Das Zweitveröffentlichungsrecht sollte aus Sicht der Allianz dazu dienen, möglichst alle wissenschaftlichen Erkenntnisse, die mit Steuermitteln gefördert werden, frei zugänglich zu machen, um eine erhöhte Zirkulation von Wissen zu erzielen und den Nutzen der eingesetzten Steuermittel zu maximieren. Der Gesetzentwurf ist insofern inkonsequent und sollte im Bundestag entsprechend nachgebessert werden.
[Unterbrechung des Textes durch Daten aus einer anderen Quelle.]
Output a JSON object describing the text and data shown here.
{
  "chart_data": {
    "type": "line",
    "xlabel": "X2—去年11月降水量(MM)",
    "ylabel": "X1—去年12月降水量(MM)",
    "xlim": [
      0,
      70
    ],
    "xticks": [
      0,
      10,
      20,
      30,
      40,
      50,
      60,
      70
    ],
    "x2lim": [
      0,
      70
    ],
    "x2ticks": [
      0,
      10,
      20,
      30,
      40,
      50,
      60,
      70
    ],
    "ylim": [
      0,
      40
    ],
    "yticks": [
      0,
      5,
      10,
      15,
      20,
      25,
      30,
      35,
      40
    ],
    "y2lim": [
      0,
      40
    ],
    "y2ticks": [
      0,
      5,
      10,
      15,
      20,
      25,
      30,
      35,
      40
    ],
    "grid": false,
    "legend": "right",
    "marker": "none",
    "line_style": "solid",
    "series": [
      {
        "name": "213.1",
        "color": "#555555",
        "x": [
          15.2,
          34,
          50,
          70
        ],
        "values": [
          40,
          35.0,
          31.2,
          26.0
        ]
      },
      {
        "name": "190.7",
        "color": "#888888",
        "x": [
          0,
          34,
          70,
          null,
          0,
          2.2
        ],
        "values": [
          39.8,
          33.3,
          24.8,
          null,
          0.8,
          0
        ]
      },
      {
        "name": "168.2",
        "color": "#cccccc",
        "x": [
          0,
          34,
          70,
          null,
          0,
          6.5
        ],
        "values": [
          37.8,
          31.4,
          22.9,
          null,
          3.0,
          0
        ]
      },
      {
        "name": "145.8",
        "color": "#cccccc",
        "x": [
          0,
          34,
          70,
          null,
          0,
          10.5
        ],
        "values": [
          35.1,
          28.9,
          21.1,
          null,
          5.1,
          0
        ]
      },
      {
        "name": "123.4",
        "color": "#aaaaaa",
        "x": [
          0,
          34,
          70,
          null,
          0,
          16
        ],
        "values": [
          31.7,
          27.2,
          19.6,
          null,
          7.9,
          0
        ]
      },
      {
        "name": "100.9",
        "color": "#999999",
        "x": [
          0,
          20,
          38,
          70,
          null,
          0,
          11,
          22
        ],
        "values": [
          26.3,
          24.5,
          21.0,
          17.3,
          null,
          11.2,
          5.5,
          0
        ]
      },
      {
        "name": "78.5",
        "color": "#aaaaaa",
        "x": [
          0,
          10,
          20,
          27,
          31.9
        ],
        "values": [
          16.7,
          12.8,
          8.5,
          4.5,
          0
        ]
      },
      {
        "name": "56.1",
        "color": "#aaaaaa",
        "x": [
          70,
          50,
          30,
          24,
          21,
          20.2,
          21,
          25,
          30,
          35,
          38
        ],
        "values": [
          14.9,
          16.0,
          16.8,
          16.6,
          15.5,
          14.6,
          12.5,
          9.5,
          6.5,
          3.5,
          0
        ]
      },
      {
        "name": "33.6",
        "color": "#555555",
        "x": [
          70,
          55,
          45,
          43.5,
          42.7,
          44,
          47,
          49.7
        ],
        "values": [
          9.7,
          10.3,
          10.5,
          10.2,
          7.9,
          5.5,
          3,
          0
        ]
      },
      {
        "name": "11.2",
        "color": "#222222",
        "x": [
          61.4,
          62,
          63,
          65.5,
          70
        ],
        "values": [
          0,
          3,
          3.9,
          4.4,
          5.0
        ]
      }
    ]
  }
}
Bereits in ihrer Stellungnahme zum Referentenentwurf vom 8. März 2013 haben die Wissenschaftsorganisationen gemeinsam mit der Kultusministerkonferenz außerdem darauf hingewiesen, dass insbesondere in den sogenannten MINT-Fächern eine Embargofrist (also der Zeitraum zwischen Publikation und freier Zugänglichkeit) von sechs Monaten – statt der jetzt im Entwurf vorgeschlagenen zwölf Monate – angemessen wäre. Diese kürzere Frist ermöglicht eine freie und öffentliche Zugänglichmachung neuer, aus Steuermitteln finanzierter wissenschaftlicher Erkenntnisse und trägt den berechtigten wirtschaftlichen Interessen der Verleger ausreichend Rechnung. Die von der Allianz gemeinsam mit der Kultusministerkonferenz geforderten Fristen entsprechen im Übrigen den Vorstellungen der EU-Kommission, wonach die Ergebnisse EU-geförderter Forschung spätestens sechs Monate nach der Veröffentlichung (in den Geistes- und Sozialwissenschaften nach 12 Monaten) frei zugänglich sein sollen.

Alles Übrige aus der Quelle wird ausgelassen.